On reste tout ce jour en plein air sur le rivage, près du port. Ce lieu, qu’on appelle port de Calpé, est situé dans la Thrace asiatique. Cette Thrace, qui commence à la bouche de l’Euxin et s’étend jusqu’à Héraclée, est à droite de ceux qui entrent dans le Pont. De Byzance à Héraclée, il ne faut que le trajet d’un long jour aux trirèmes qui ne naviguent qu’à la rame. On ne trouve dans l’intervalle aucune ville ni amie ni grecque, mais seulement des Thraces Bithyniens. Ceux des Grecs qui tombent entre leurs mains, soit par naufrage, soit autrement, ils les traitent avec cruauté. Le port de Calpé est à mi-chemin pour ceux qui naviguent d’Héraclée à Byzance.
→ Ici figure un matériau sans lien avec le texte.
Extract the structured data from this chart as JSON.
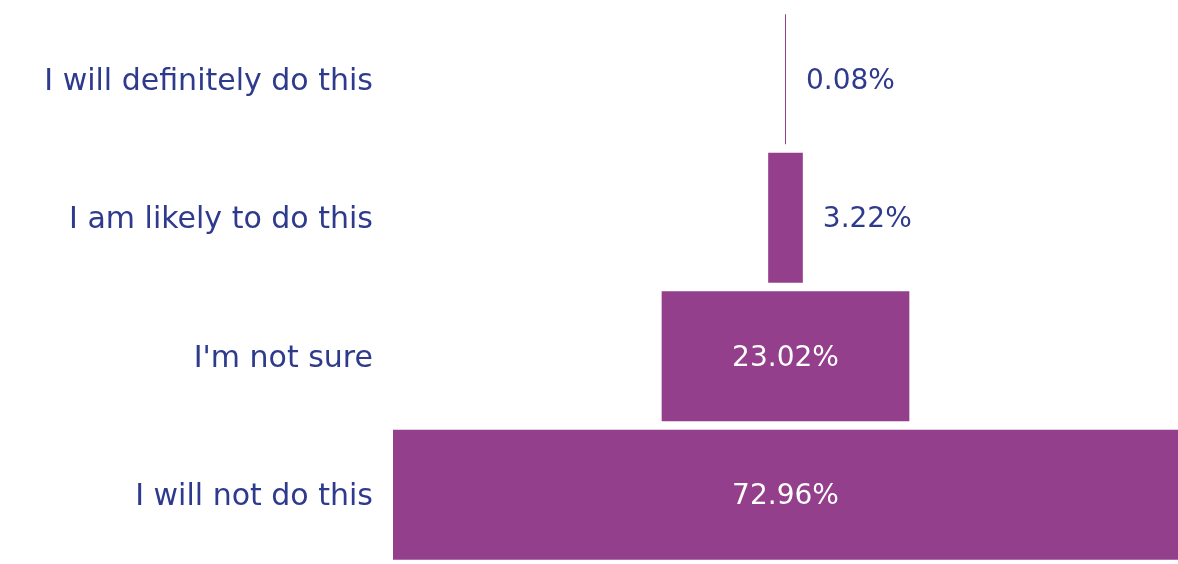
{
  "chart_data": {
    "type": "other",
    "categories": [
      "I will definitely do this",
      "I am likely to do this",
      "I'm not sure",
      "I will not do this"
    ],
    "values": [
      0.08,
      3.22,
      23.02,
      72.96
    ],
    "value_labels": [
      "0.08%",
      "3.22%",
      "23.02%",
      "72.96%"
    ],
    "color": "#933f8b"
  }
}
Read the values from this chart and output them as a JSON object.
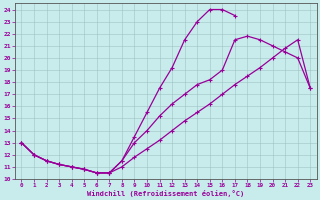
{
  "xlabel": "Windchill (Refroidissement éolien,°C)",
  "background_color": "#c8ecec",
  "line_color": "#990099",
  "xlim": [
    -0.5,
    23.5
  ],
  "ylim": [
    10,
    24.5
  ],
  "xticks": [
    0,
    1,
    2,
    3,
    4,
    5,
    6,
    7,
    8,
    9,
    10,
    11,
    12,
    13,
    14,
    15,
    16,
    17,
    18,
    19,
    20,
    21,
    22,
    23
  ],
  "yticks": [
    10,
    11,
    12,
    13,
    14,
    15,
    16,
    17,
    18,
    19,
    20,
    21,
    22,
    23,
    24
  ],
  "upper_x": [
    0,
    1,
    2,
    3,
    4,
    5,
    6,
    7,
    8,
    9,
    10,
    11,
    12,
    13,
    14,
    15,
    16,
    17
  ],
  "upper_y": [
    13,
    12,
    11.5,
    11.2,
    11.0,
    10.8,
    10.5,
    10.5,
    11.5,
    13.5,
    15.5,
    17.5,
    19.2,
    21.5,
    23.0,
    24.0,
    24.0,
    23.5
  ],
  "mid_x": [
    0,
    1,
    2,
    3,
    4,
    5,
    6,
    7,
    8,
    9,
    10,
    11,
    12,
    13,
    14,
    15,
    16,
    17,
    18,
    19,
    20,
    21,
    22,
    23
  ],
  "mid_y": [
    13,
    12,
    11.5,
    11.2,
    11.0,
    10.8,
    10.5,
    10.5,
    11.5,
    13.0,
    14.0,
    15.2,
    16.2,
    17.0,
    17.8,
    18.2,
    19.0,
    21.5,
    21.8,
    21.5,
    21.0,
    20.5,
    20.0,
    17.5
  ],
  "diag_x": [
    0,
    1,
    2,
    3,
    4,
    5,
    6,
    7,
    8,
    9,
    10,
    11,
    12,
    13,
    14,
    15,
    16,
    17,
    18,
    19,
    20,
    21,
    22,
    23
  ],
  "diag_y": [
    13,
    12,
    11.5,
    11.2,
    11.0,
    10.8,
    10.5,
    10.5,
    11.0,
    11.8,
    12.5,
    13.2,
    14.0,
    14.8,
    15.5,
    16.2,
    17.0,
    17.8,
    18.5,
    19.2,
    20.0,
    20.8,
    21.5,
    17.5
  ],
  "grid_color": "#9bbfbf",
  "grid_alpha": 0.9,
  "linewidth": 0.9,
  "markersize": 2.5
}
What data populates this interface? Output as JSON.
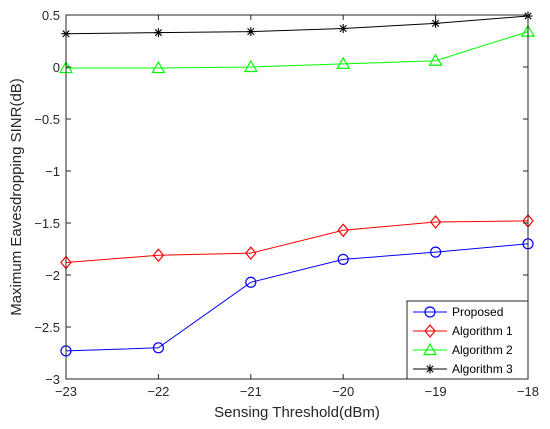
{
  "chart_data": {
    "type": "line",
    "title": "",
    "xlabel": "Sensing Threshold(dBm)",
    "ylabel": "Maximum Eavesdropping SINR(dB)",
    "xlim": [
      -23,
      -18
    ],
    "ylim": [
      -3,
      0.5
    ],
    "x_ticks": [
      -23,
      -22,
      -21,
      -20,
      -19,
      -18
    ],
    "y_ticks": [
      0.5,
      0,
      -0.5,
      -1,
      -1.5,
      -2,
      -2.5,
      -3
    ],
    "grid": false,
    "legend_position": "bottom-right",
    "x": [
      -23,
      -22,
      -21,
      -20,
      -19,
      -18
    ],
    "series": [
      {
        "name": "Proposed",
        "color": "#0000ff",
        "marker": "circle",
        "values": [
          -2.73,
          -2.7,
          -2.07,
          -1.85,
          -1.78,
          -1.7
        ]
      },
      {
        "name": "Algorithm 1",
        "color": "#ff0000",
        "marker": "diamond",
        "values": [
          -1.88,
          -1.81,
          -1.79,
          -1.57,
          -1.49,
          -1.48
        ]
      },
      {
        "name": "Algorithm 2",
        "color": "#00ff00",
        "marker": "triangle",
        "values": [
          -0.01,
          -0.01,
          0.0,
          0.03,
          0.06,
          0.34
        ]
      },
      {
        "name": "Algorithm 3",
        "color": "#000000",
        "marker": "asterisk",
        "values": [
          0.32,
          0.33,
          0.34,
          0.37,
          0.42,
          0.49
        ]
      }
    ]
  }
}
C’est une pointe qui s’avance dans la mer : le côté tourné vers la pleine mer est un rocher à pic, très-élevé, dont la plus petite hauteur n’a pas moins de vingt brasses ; l’isthme qui relie cette pointe à la terre a tout au plus quatre plèthres de largeur ; mais l’espace compris entre la mer et ce passage pourrait contenir une ville de dix mille âmes.
Le port est sous le rocher même, le rivage tourné vers le couchant. Une source d’eau douce très-abondante coule du côté de la mer, mais dominée par le rocher. Des bois en grande quantité et de toute espèce, ainsi qu’une infinité de bois de construction, garnissent le rivage. La montagne qui prend naissance au port, s’étend dans l’intérieur du pays jusqu’à vingt stades environ ; elle est de terre, sans mélange de pierres ; et le long de la côte, sur une étendue de plus de vingt stades, elle offre une forêt touffue de grands arbres de toute essence. Le reste du pays est beau, spacieux, couvert de villages très-peuplés. Il produit de l’orge, du blé, des légumes de toute espèce, du miel, du sésame, quantité de figues, des vignes nombreuses qui donnent d’excellent vin ; de tout enfin, sauf des oliviers. Tel est ce pays.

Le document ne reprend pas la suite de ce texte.